It all began innocuously enough, with talk of our preferences and aversions. But once we delved into the subject of cinema, things revved up to an ungodly speed, like a muscle car tearing down a deserted highway. How does one even begin to choose what to watch? Are the critiques of so-called experts any more savage than those of the common folk? And does a director's budget really determine their ultimate triumph? Moreover, what exactly constitutes triumph in this context - mere profit, or critical acclaim? These are the very questions we aim to tackle with our little project.
The data is from Kaggle retrived from Kaggle and updated by Stefano Leone. You can find the original here. This Dataset was scraped from IMDb. This site contains movie plot descriptions, Metasore ratings, critic and user ratings and reviews, release dates, list of actors, general information about them, and many other aspects.
It contains 4 csv files, dividing the data into 4 aspects:
- Movies: contains 81,273 movies with 22 attributes. Some of them are ilustrated below
- Names (cast members): contains 175,719 cast members with 20 attributes
- Ratings: contains 81,273 movies with 49 attributes
- Title Principals (cast members roles): contains 377,848 cast members roles in movies with 6 attributes
Since our interests relied on the ratings and the movies, we only ended up using those two csv files.
We decided to divide the project into two sections:
- One dedicated to the reviews of the movies to analyze who, between the critic and the viewer, is harsher when they rate the movies.
- The second, to review the success of a movie in terms of revenue per director and the user ratings vs the budget.
Some considerations. We decided to analize all the information in the same currency, and as a result of that, we only analized the information in USD. Also, we define some concepts to help us understand how the data behaved.
Critic Scores vs. Viewer Ratings (information extracted from this repository)
For this process, we decided to delete movies without reviews from both critics and viewers. This end up shortening the data from 81,273 movies to only 12,662.
For this section, we started anew with all the information from the data set, from it we deleted empty values from the columns we deemed relevant for this section.

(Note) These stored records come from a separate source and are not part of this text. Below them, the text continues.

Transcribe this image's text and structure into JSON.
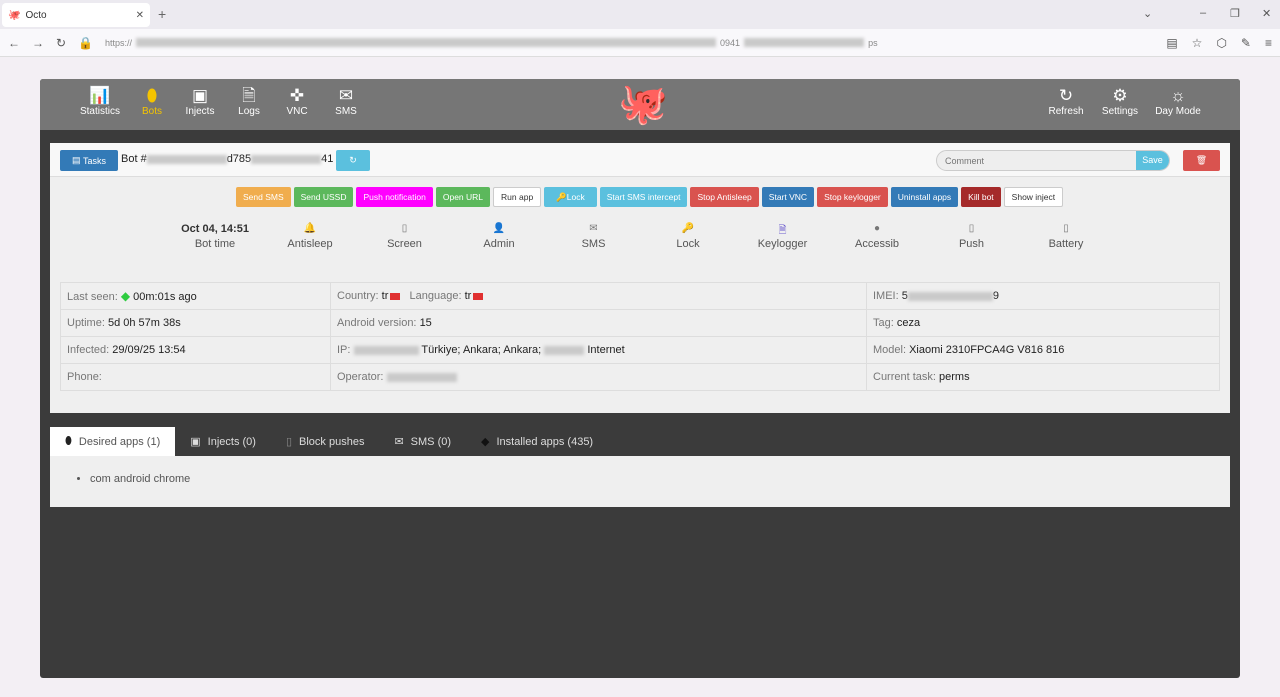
{
  "browser": {
    "tab_title": "Octo",
    "url_prefix": "https://",
    "url_fragment": "0941",
    "url_suffix": "ps"
  },
  "nav": {
    "left": [
      {
        "label": "Statistics",
        "icon": "bar-chart-icon"
      },
      {
        "label": "Bots",
        "icon": "android-icon",
        "active": true
      },
      {
        "label": "Injects",
        "icon": "money-icon"
      },
      {
        "label": "Logs",
        "icon": "file-icon"
      },
      {
        "label": "VNC",
        "icon": "crosshair-icon"
      },
      {
        "label": "SMS",
        "icon": "envelope-icon"
      }
    ],
    "right": [
      {
        "label": "Refresh",
        "icon": "refresh-icon"
      },
      {
        "label": "Settings",
        "icon": "gears-icon"
      },
      {
        "label": "Day Mode",
        "icon": "sun-icon"
      }
    ]
  },
  "bot": {
    "tasks_label": "Tasks",
    "id_prefix": "Bot #",
    "id_mid": "d785",
    "id_end": "41",
    "comment_placeholder": "Comment",
    "save_label": "Save"
  },
  "actions": [
    {
      "label": "Send SMS",
      "color": "#f0ad4e"
    },
    {
      "label": "Send USSD",
      "color": "#5cb85c"
    },
    {
      "label": "Push notification",
      "color": "#ff00ff"
    },
    {
      "label": "Open URL",
      "color": "#5cb85c"
    },
    {
      "label": "Run app",
      "color": "#ffffff"
    },
    {
      "label": "Lock",
      "color": "#5bc0de"
    },
    {
      "label": "Start SMS intercept",
      "color": "#5bc0de"
    },
    {
      "label": "Stop Antisleep",
      "color": "#d9534f"
    },
    {
      "label": "Start VNC",
      "color": "#337ab7"
    },
    {
      "label": "Stop keylogger",
      "color": "#d9534f"
    },
    {
      "label": "Uninstall apps",
      "color": "#337ab7"
    },
    {
      "label": "Kill bot",
      "color": "#a52a2a"
    },
    {
      "label": "Show inject",
      "color": "#ffffff"
    }
  ],
  "status": {
    "bot_time_value": "Oct 04, 14:51",
    "bot_time_label": "Bot time",
    "items": [
      {
        "label": "Antisleep",
        "icon": "bell-icon",
        "color": "#f0ad4e"
      },
      {
        "label": "Screen",
        "icon": "phone-icon",
        "color": "#777"
      },
      {
        "label": "Admin",
        "icon": "user-icon",
        "color": "#777"
      },
      {
        "label": "SMS",
        "icon": "envelope-icon",
        "color": "#777"
      },
      {
        "label": "Lock",
        "icon": "key-icon",
        "color": "#777"
      },
      {
        "label": "Keylogger",
        "icon": "file-icon",
        "color": "#6a5acd"
      },
      {
        "label": "Accessib",
        "icon": "info-icon",
        "color": "#777"
      },
      {
        "label": "Push",
        "icon": "push-icon",
        "color": "#777"
      },
      {
        "label": "Battery",
        "icon": "battery-icon",
        "color": "#777"
      }
    ]
  },
  "info": {
    "last_seen_label": "Last seen:",
    "last_seen": "00m:01s ago",
    "country_label": "Country:",
    "country": "tr",
    "language_label": "Language:",
    "language": "tr",
    "imei_label": "IMEI:",
    "imei_start": "5",
    "imei_end": "9",
    "uptime_label": "Uptime:",
    "uptime": "5d 0h 57m 38s",
    "android_label": "Android version:",
    "android": "15",
    "tag_label": "Tag:",
    "tag": "ceza",
    "infected_label": "Infected:",
    "infected": "29/09/25 13:54",
    "ip_label": "IP:",
    "location": "Türkiye; Ankara; Ankara;",
    "isp_suffix": "Internet",
    "model_label": "Model:",
    "model": "Xiaomi 2310FPCA4G V816 816",
    "phone_label": "Phone:",
    "operator_label": "Operator:",
    "task_label": "Current task:",
    "task": "perms"
  },
  "tabs": [
    {
      "label": "Desired apps (1)",
      "icon": "android-icon",
      "active": true
    },
    {
      "label": "Injects (0)",
      "icon": "money-icon"
    },
    {
      "label": "Block pushes",
      "icon": "push-icon"
    },
    {
      "label": "SMS (0)",
      "icon": "envelope-icon"
    },
    {
      "label": "Installed apps (435)",
      "icon": "android-icon"
    }
  ],
  "desired_apps": [
    "com android chrome"
  ]
}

After we needed to select only the budget and gross income data that contained values in dollars and take out $
symbols from those columns. We created two columns called revenue, one with national information and another with worldwide results. To centralize the information, we took out both upper and lower outliers from the budget ending up with only 5,400 movies by 2,542 directors from 1931 to 2019. With a budget range from .2k to 88,000k dollars.
The final presentation with all our findings can be found in the Results folder.
We don't own the images inside the presentation, we used them only to add some visual representation of the information presented but we are not the owners of those images.